Mentorship is a relationship in which a more experienced or more knowledgeable person helps to guide a less experienced or less knowledgeable person. The mentor may be older or younger than the person being mentored, but she or he must have a certain area of expertise. It is a learning and development partnership between someone with vast experience and someone who wants to learn. Mentorship experience and relationship structure affect the "amount of psychosocial support, career guidance, role modeling, and communication that occurs in the mentoring relationships in which the protégés and mentors engaged."
The person in receipt of mentorship may be referred to as a protégé (male), a protégée (female), an apprentice or, in the 2000s, a mentee. The mentor may be referred to as a godfather/godmother or a rabbi.
"Mentoring" is a process that always involves communication and is relationship-based, but its precise definition is elusive, with more than 50 definitions currently in use. One definition of the many that have been proposed, is
Mentoring is a process for the informal transmission of knowledge, social capital, and the psychosocial support perceived by the recipient as relevant to work, career, or professional development; mentoring entails informal communication, usually face-to-face and during a sustained period of time, between a person who is perceived to have greater relevant knowledge, wisdom, or experience (the mentor) and a person who is perceived to have less (the protégé)".
Mentoring in Europe has existed since at least Ancient Greek times. Since the 1970s it has spread in the United States mainly in training contexts, with important historical links to the movement advancing workplace equity for women and minorities, and it has been described as "an innovation in American management".
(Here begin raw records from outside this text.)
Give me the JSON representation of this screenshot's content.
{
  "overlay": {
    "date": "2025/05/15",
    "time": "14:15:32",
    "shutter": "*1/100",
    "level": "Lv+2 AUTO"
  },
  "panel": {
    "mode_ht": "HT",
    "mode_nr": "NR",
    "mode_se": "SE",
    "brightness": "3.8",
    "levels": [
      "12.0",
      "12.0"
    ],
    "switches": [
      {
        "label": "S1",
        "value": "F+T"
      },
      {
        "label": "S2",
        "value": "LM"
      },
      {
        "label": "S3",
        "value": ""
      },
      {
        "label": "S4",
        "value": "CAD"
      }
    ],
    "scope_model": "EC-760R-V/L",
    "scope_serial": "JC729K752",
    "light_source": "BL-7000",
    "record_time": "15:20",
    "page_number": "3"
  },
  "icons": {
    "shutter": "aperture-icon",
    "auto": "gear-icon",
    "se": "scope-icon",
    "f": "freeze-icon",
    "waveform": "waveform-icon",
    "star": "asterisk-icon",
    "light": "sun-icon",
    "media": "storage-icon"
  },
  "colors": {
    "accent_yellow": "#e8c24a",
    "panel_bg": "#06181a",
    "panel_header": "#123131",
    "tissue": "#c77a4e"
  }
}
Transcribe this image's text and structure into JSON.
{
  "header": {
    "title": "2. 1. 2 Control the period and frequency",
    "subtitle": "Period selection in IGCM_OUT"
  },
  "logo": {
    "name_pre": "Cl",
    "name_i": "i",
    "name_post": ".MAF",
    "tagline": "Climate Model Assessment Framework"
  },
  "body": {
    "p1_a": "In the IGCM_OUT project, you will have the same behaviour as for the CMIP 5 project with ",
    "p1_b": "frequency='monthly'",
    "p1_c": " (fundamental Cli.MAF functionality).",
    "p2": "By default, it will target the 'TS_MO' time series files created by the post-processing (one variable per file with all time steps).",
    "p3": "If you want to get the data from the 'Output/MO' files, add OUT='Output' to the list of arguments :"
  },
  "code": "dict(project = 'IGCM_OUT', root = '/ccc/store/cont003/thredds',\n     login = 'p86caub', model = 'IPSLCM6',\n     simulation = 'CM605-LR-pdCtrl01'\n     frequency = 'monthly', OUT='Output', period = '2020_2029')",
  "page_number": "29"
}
The roots of the practice are lost in antiquity. The word itself was inspired by the character of Mentor in Homer's Odyssey. Though the actual Mentor in the story is a somewhat ineffective old man, the goddess Athena takes on his appearance in order to guide young Telemachus in his time of difficulty.
Historically significant systems of mentorship include the guru–disciple tradition practiced in Hinduism and Buddhism, Elders, the discipleship system practiced by Rabbinical Judaism and the Christian church, and apprenticing under the medieval guild system.